There are clear signs that Mr. Cameron himself believes the changes are too radical.


And now, said Polly Toynbee, a columnist for The Guardian, it is time for Mr. Clegg to reverse his previous acquiescence in the health care overhaul. After his drubbing by the voters, she wrote, “a burning-rubber U-turn is never a pretty political sight, but it is the only option that might, just possibly, avoid sudden death.”


The Liberal Democrats themselves seem to have drawn similar conclusions. Mr. Clegg has promised a “muscular liberalism” to differentiate his party from its coalition partner.


It is not a hard calculation. While some Conservatives want to call an early election, they have no guarantee of surviving a fresh ballot if they are depicted as the dragon-slayers of the National Health Service. Mr. Cameron, indeed, has said he does not want the coalition to collapse, agreeing with Nick who wants it to continue albeit with different ground rules.
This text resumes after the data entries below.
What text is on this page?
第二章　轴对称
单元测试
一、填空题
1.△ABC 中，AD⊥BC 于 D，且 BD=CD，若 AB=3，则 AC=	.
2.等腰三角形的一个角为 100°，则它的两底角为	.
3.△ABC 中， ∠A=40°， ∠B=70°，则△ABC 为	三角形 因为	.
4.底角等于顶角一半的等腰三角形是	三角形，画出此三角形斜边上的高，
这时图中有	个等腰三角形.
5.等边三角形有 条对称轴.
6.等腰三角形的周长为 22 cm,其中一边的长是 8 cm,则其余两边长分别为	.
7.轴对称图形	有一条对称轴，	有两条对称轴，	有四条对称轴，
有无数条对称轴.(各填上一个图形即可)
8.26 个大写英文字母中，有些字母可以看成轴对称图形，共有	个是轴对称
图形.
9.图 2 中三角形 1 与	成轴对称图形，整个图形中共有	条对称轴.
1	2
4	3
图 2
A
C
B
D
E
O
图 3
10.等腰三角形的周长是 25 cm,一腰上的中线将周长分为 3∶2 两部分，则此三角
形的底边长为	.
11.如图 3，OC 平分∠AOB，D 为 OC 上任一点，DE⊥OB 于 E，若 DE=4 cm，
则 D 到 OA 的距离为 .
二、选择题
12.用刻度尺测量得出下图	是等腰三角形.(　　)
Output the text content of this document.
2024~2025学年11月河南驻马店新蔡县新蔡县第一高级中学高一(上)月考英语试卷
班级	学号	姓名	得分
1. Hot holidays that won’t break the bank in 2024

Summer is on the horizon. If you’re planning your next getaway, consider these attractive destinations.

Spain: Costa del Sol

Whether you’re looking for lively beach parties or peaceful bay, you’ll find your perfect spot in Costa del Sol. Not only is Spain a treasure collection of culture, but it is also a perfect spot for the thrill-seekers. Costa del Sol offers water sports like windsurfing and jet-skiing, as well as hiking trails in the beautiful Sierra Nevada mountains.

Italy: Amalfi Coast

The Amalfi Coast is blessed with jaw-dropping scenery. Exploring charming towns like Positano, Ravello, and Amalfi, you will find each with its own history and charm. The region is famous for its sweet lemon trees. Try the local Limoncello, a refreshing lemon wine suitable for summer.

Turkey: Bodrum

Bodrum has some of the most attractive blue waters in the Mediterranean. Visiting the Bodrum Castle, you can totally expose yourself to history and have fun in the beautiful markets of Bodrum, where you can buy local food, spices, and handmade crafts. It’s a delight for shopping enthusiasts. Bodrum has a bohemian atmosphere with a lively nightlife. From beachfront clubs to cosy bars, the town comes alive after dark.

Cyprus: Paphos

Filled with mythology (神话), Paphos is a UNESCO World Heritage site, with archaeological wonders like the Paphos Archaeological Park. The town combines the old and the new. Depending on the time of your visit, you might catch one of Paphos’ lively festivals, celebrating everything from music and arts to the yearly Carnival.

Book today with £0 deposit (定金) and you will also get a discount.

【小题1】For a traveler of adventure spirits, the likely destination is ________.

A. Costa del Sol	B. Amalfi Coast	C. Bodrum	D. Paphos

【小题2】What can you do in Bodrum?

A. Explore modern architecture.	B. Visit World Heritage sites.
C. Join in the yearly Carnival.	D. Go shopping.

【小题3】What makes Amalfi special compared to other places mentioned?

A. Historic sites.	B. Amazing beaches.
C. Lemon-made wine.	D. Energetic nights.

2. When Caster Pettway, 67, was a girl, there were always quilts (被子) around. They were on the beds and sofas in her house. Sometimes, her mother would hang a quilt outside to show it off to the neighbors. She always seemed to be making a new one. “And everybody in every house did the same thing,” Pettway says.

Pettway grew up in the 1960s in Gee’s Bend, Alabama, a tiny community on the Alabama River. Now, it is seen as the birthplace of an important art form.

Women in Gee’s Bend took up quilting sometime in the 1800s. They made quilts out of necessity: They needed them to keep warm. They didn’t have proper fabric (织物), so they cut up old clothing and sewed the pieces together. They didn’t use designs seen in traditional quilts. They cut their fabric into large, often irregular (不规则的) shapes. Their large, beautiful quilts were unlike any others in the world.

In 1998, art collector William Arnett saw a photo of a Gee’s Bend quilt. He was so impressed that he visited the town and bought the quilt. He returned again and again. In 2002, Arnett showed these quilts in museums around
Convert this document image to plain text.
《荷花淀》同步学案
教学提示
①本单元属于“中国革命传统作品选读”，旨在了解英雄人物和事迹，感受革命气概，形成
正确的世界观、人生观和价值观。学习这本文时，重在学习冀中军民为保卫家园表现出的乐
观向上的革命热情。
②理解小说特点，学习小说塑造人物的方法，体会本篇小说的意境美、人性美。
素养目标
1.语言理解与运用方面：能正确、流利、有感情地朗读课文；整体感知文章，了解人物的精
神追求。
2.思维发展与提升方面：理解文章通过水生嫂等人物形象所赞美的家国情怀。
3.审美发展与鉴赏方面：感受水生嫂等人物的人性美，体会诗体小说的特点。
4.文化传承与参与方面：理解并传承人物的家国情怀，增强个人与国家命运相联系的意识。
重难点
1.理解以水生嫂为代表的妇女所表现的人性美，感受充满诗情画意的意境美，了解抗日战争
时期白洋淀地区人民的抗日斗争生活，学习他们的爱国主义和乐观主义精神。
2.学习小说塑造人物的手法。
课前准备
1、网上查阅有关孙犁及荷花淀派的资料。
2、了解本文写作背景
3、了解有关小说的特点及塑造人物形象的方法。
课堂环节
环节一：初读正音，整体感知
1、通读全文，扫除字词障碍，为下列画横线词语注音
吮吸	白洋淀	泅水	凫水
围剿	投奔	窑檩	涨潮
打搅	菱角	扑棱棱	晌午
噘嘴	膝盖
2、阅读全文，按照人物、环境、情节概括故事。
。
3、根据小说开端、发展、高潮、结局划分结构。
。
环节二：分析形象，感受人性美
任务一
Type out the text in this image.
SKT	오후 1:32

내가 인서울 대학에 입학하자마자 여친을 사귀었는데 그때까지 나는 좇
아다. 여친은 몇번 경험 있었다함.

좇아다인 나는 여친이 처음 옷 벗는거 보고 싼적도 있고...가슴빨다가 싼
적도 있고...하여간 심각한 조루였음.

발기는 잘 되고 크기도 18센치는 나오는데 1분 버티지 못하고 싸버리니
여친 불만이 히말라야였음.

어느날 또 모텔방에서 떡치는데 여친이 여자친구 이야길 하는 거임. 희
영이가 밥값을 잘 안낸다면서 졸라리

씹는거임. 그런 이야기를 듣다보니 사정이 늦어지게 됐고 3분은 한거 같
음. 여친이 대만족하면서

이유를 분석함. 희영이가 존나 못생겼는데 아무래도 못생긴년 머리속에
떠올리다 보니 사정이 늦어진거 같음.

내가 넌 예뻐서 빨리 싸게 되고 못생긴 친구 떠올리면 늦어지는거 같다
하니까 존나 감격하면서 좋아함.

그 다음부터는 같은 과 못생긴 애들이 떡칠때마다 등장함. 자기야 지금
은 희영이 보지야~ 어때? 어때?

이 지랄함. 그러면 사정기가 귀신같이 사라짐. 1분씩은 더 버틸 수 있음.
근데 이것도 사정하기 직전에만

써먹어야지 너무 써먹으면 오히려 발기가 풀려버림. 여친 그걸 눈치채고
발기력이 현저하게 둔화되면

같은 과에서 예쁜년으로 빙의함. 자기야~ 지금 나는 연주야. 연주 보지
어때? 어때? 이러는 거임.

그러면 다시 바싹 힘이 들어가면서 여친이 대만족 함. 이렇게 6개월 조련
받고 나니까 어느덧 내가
“We need to show people where we have a moderating influence on the Conservatives and we need to stand up for our values and say that loud and clear,” Mr. Clegg said.


It is clear enough from the coalition’s mood music that the unease between the parties goes far beyond policy matters.


Lord Tony Greaves, a Liberal Democrat peer, even called Mr. Cameron a “toffee-nosed slimebag.”


Such epithets evoke Britain’s enduring class distinctions, which reserve much opprobrium for those like Mr. Cameron, educated at Eton College, Britain’s most exclusive private school, and Oxford University, where he joined an elite dining and drinking club called the Bullingdon.


In Parliament, the opposition Labour leader, Ed Miliband, has used that record to lampoon Mr. Cameron as Flashman — a fictional 19th-century bully, scoundrel and military officer with upper-crust credentials. (Mr. Cameron hardly helped his own case the other day when he turned to a female lawmaker, Angela Eagle, in Parliament and told her to “calm down, dear.”)


The prime minister has sought to deflect Mr. Miliband’s jibes, letting it be known, for instance, that, in a one-of-the-guys way, he likes to be called Dave.


So maybe, Dave has concluded it helps to have a political partner called Nick, sometimes to agree with, and sometimes to take the fall. Or, as Mr. Cameron put it in public on Thursday, “a strong coalition government” is “what I’m absolutely committed to delivering.”